Now that the liquid protein diet has faded from popularity, as all fad diets do when the word begins to spread that the dieters have put back all the weight, the Scarsdale diet is in the limelight.

This diet takes the high protein, low carbohydrate diet a bit further.It tells the dieter exactly what foods to eat for each meal for one week, though it doesn’t say how much to eat except for a restriction on the amount of protein bread.

“That’s what I like about it so much.
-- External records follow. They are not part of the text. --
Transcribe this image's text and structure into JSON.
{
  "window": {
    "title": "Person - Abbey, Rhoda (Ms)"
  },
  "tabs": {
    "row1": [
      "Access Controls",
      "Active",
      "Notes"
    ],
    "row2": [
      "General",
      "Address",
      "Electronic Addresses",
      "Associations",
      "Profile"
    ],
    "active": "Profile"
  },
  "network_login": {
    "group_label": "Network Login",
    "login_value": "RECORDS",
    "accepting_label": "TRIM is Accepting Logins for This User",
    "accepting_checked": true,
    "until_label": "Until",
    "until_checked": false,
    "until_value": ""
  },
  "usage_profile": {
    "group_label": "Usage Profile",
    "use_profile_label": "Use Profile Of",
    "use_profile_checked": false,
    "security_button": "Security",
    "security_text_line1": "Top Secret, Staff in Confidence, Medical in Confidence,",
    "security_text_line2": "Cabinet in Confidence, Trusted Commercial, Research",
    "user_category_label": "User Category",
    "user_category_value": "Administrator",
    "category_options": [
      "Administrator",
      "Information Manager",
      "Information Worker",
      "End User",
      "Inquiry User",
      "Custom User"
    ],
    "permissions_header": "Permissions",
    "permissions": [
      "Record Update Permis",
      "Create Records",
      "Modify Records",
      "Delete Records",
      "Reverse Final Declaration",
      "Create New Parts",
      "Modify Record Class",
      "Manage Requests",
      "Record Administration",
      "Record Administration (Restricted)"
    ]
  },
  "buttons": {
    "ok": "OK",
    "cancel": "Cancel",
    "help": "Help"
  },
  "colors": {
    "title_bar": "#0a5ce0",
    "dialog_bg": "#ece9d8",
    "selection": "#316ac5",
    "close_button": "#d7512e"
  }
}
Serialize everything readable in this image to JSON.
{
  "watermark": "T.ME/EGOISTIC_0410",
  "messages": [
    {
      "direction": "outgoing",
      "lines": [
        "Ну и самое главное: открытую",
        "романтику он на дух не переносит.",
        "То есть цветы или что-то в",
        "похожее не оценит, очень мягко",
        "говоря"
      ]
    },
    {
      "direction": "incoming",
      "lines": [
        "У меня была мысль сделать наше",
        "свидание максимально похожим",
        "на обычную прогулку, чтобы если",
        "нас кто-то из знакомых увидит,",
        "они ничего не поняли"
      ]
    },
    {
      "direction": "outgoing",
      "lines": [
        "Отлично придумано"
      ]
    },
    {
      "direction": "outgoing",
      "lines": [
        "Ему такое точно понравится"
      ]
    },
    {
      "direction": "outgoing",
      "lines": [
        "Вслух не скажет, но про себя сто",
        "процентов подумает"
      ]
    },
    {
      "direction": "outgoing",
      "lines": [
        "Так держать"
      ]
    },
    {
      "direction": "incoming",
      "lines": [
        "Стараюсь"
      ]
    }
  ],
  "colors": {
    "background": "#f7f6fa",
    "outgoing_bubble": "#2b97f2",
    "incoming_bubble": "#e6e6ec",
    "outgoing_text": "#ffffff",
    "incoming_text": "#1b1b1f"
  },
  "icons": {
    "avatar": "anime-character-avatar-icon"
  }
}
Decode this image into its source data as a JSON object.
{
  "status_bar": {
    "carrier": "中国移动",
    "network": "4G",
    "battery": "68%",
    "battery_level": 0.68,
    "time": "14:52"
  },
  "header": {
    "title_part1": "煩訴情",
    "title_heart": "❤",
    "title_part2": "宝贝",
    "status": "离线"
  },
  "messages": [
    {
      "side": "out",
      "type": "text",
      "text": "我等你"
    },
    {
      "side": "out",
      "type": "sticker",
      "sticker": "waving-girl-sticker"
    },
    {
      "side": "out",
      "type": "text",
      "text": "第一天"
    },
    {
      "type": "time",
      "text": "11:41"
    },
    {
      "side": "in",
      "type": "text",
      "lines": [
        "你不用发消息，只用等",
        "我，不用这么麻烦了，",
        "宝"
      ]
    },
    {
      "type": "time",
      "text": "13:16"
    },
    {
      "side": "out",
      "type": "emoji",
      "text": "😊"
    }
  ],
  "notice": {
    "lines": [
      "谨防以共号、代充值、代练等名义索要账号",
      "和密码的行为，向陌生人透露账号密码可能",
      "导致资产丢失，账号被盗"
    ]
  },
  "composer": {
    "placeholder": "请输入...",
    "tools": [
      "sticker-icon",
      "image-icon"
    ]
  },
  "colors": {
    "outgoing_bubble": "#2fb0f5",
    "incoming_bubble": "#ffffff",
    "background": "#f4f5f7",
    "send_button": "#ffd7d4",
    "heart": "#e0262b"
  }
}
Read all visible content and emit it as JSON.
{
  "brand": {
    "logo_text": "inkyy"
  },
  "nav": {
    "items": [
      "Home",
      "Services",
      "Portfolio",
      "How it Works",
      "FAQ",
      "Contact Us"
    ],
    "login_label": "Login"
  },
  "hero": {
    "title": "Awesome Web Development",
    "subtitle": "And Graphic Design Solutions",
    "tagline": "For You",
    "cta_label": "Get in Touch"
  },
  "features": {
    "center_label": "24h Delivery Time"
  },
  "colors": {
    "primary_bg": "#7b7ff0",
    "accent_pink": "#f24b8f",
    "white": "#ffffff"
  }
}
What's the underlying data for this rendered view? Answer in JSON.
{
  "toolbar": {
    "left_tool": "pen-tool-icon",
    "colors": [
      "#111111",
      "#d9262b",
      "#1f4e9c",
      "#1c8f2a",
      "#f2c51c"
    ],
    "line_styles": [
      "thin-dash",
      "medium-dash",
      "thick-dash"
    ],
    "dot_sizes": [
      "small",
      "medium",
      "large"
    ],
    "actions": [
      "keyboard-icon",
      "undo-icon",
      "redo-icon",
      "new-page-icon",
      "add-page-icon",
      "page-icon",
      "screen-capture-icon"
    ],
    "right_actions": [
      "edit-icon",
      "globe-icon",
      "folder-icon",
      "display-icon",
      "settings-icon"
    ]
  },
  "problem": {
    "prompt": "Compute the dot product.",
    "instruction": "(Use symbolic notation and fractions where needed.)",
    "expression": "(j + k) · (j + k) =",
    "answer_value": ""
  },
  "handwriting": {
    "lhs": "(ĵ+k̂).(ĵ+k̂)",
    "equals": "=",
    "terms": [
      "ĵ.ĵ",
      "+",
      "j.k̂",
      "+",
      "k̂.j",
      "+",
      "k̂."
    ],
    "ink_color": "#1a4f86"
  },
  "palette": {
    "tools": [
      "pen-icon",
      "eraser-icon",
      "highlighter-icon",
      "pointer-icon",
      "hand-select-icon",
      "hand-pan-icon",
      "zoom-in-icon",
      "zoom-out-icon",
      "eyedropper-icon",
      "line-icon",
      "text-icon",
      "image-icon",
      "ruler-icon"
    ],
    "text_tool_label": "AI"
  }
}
I don’t have to think ‘what has carbohydrates and what doesn’t.’ It makes it easy to eat out and to shop,” said one current Scarsdale fan.

And that’s the only thing that makes this diet different from its predecessors.

Along with his criticism of the diet, Hashim offered more bad news. There is only one way to lose weight, he said: “Regulate the energy balance.”

Translated into layperson’s language that comes out: Reduce your calorie consumption.

While the experts continue to inveigh against each reincarnation of the Banting diet, Tarnower’s sudden fame appears to be following the traditional pattern. Even though the directions and menu for the Scarsdale diet can be accommodated on a single sheet of paper, Tarnower said, “It was very easy to get a whole book out of it.” The book, which will be out at the end of November, will include several variations on the original: an economy diet for people who can’t afford to live in Scarsdale and eat steak twice a week and lamb chops once; gourmet, international and vegetarian versions. “There are five chapters right there,” Tarnower said. Then there are the chapters covering simple diets for other medical problems: diabetes, ulcer, hypertension, congestive heart failure, diverticulitis and constipation.

Tarnower didn’t want to talk too much about what the book would say because his publishers “want him to hold off a little.” He did agree, though, that his advance on the book was “nice and juicy.”